Disparities in Newborn Hearing Screening Outcomes in the United States From 2007 to 2017

Abstract Objective Establishing timely language intervention for children who are deaf or hard of hearing is crucial for their cognitive and language development. Newborn hearing screening (NBHS) programs are now commonplace, but disparities in receipt of support may exist. This study seeks to investigate if states with more diverse populations, less educated mothers, fewer resources, and no legislative mandate of screening have lower rates of milestone completion.

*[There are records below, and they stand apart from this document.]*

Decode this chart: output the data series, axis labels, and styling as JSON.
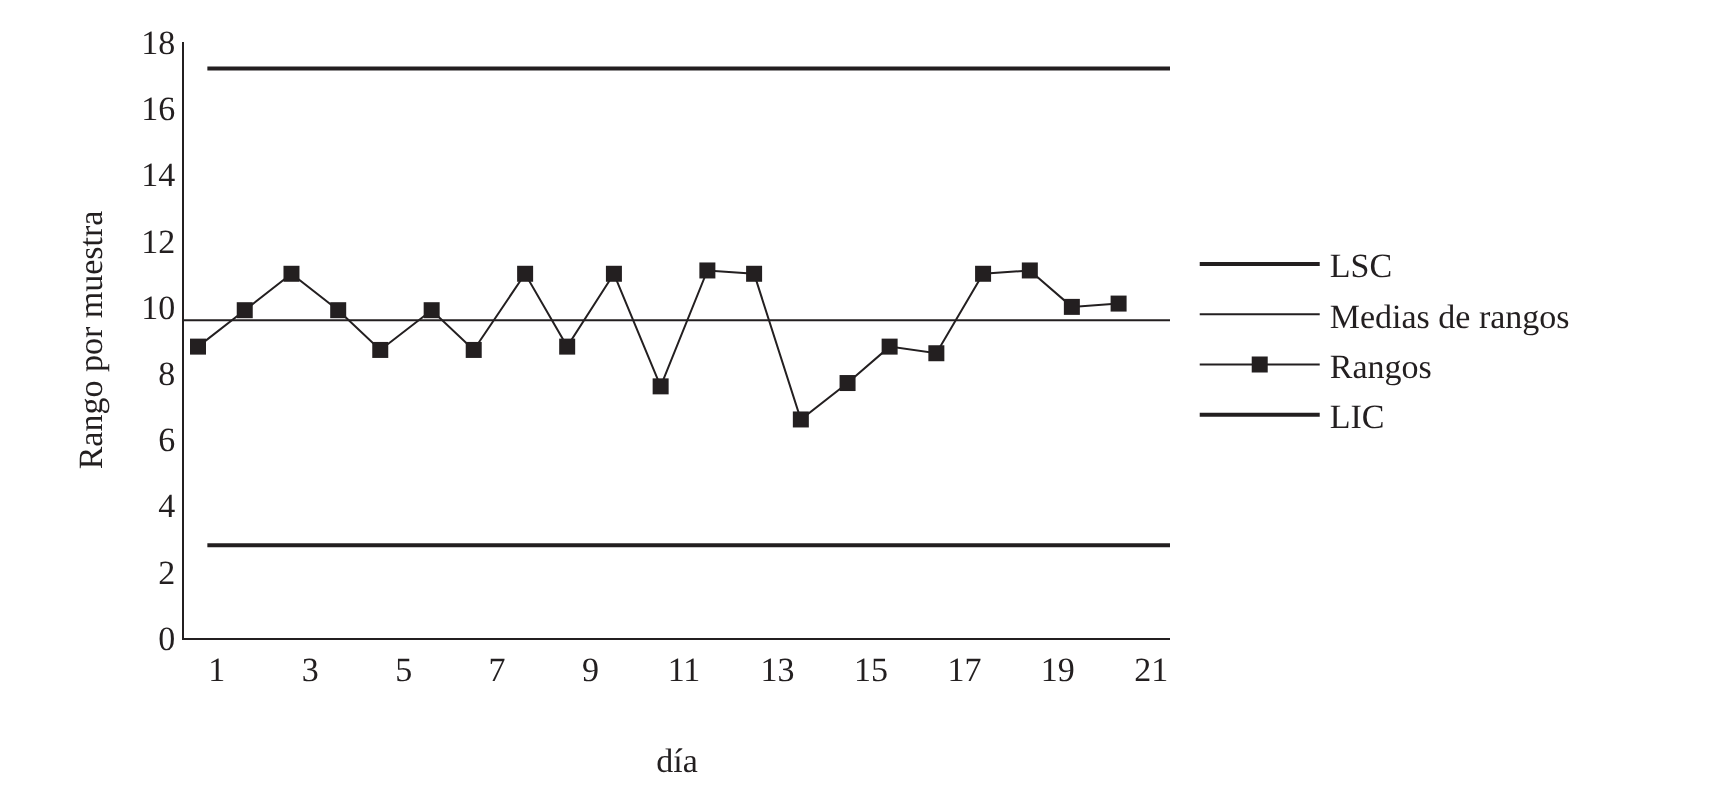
{
  "chart_data": {
    "type": "line",
    "xlabel": "día",
    "ylabel": "Rango por muestra",
    "xlim": [
      0.3,
      21.4
    ],
    "xticks": [
      1,
      3,
      5,
      7,
      9,
      11,
      13,
      15,
      17,
      19,
      21
    ],
    "ylim": [
      0,
      18
    ],
    "yticks": [
      0,
      2,
      4,
      6,
      8,
      10,
      12,
      14,
      16,
      18
    ],
    "grid": false,
    "legend": "right",
    "series": [
      {
        "name": "LSC",
        "color": "#231f20",
        "x": [
          0.8,
          21.4
        ],
        "values": [
          17.2,
          17.2
        ],
        "marker": "none"
      },
      {
        "name": "Medias de rangos",
        "color": "#231f20",
        "x": [
          0.3,
          21.4
        ],
        "values": [
          9.6,
          9.6
        ],
        "marker": "none"
      },
      {
        "name": "Rangos",
        "color": "#231f20",
        "marker": "square",
        "x": [
          0.6,
          1.6,
          2.6,
          3.6,
          4.5,
          5.6,
          6.5,
          7.6,
          8.5,
          9.5,
          10.5,
          11.5,
          12.5,
          13.5,
          14.5,
          15.4,
          16.4,
          17.4,
          18.4,
          19.3,
          20.3
        ],
        "values": [
          8.8,
          9.9,
          11.0,
          9.9,
          8.7,
          9.9,
          8.7,
          11.0,
          8.8,
          11.0,
          7.6,
          11.1,
          11.0,
          6.6,
          7.7,
          8.8,
          8.6,
          11.0,
          11.1,
          10.0,
          10.1
        ]
      },
      {
        "name": "LIC",
        "color": "#231f20",
        "x": [
          0.8,
          21.4
        ],
        "values": [
          2.8,
          2.8
        ],
        "marker": "none"
      }
    ]
  }
}
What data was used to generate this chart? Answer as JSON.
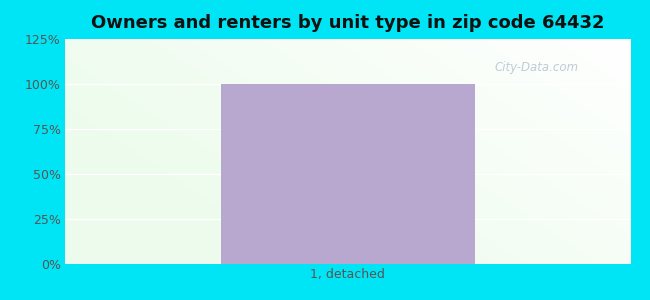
{
  "title": "Owners and renters by unit type in zip code 64432",
  "categories": [
    "1, detached"
  ],
  "values": [
    100
  ],
  "bar_color": "#b8a8d0",
  "ylim": [
    0,
    125
  ],
  "yticks": [
    0,
    25,
    50,
    75,
    100,
    125
  ],
  "ytick_labels": [
    "0%",
    "25%",
    "50%",
    "75%",
    "100%",
    "125%"
  ],
  "title_fontsize": 13,
  "tick_fontsize": 9,
  "xlabel_fontsize": 9,
  "outer_bg_color": "#00e5f5",
  "bar_width": 0.45,
  "watermark": "City-Data.com",
  "grid_color": "#ccddcc",
  "grid_alpha": 0.9
}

Study Design This is a cross‐sectional study. Setting Data describing screening, identification, and intervention rates from individual state NBHS programs were aggregated by the Centers for Disease Control and Prevention from 2007 to 2017. Methods Regression models were fitted to assess associations between these outcomes and state demographic and policy variables. Forest plots from meta‐analyses were used to obtain nationwide pooled estimates of the relative risk (RR) of maternal predictors from individual state data. Results State averages of maternal education level, age, and race/ethnicity were found to be significantly associated with various outcomes. The presence of program funding and legislative state mandate were associated with multiple improved outcomes. Meta‐analyses identified increased RRs for most outcomes based on maternal education less than high school, age 19 and below, and non‐White race/ethnicity. Conclusion There is evidence of disparities in access to and timing of screening, identification testing, and intervention by various demographic and policy factors at the state level. More research is needed to further explore these relationships and determine how to address existing disparities in order to provide more equitable care.